Nei 36 soggetti sottoposti allo studio, alcuni dei quali con neoplasia maligna nota ma non trattata e altri sani, è stata ritrovata una corrispondenza del 100% tra aumento protonazione e cancro.

Non solo: di due pazienti con valori intermedi di protonazione ,uno ha poi effettivamente sviluppato un melanoma (tumore maligno della cute).
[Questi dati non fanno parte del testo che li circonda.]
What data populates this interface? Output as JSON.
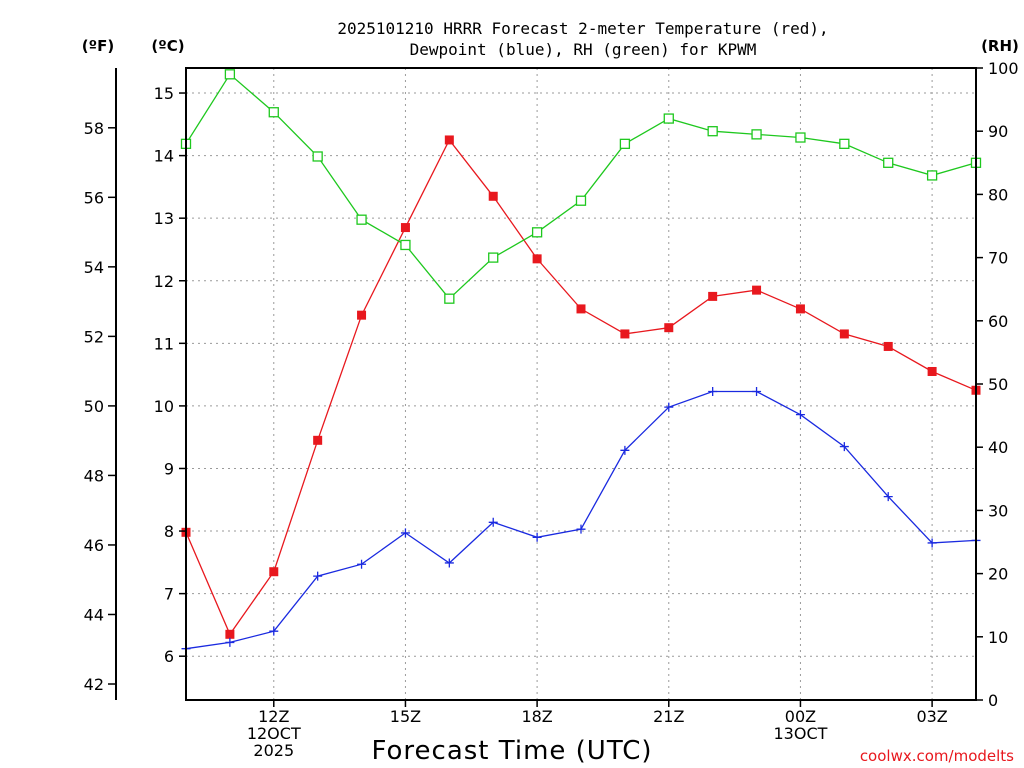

Tra gli svantaggi di questa tecnica ci sono la laboriosità ed il costo. Inoltre un risultato positivo indica soltanto la presenza di un tumore, ma non il tipo e la localizzazione. Tuttavia, studiando il singolo soggetto è possibile valutare il rischio personale cancerogenico ed eventualmente approfondire con altre tecniche diagnostiche.

Questa interessante metodica può rappresentare un punto di svolta nella diagnosi precoce di cancro.

In fondo basta solo un po’ di sangue!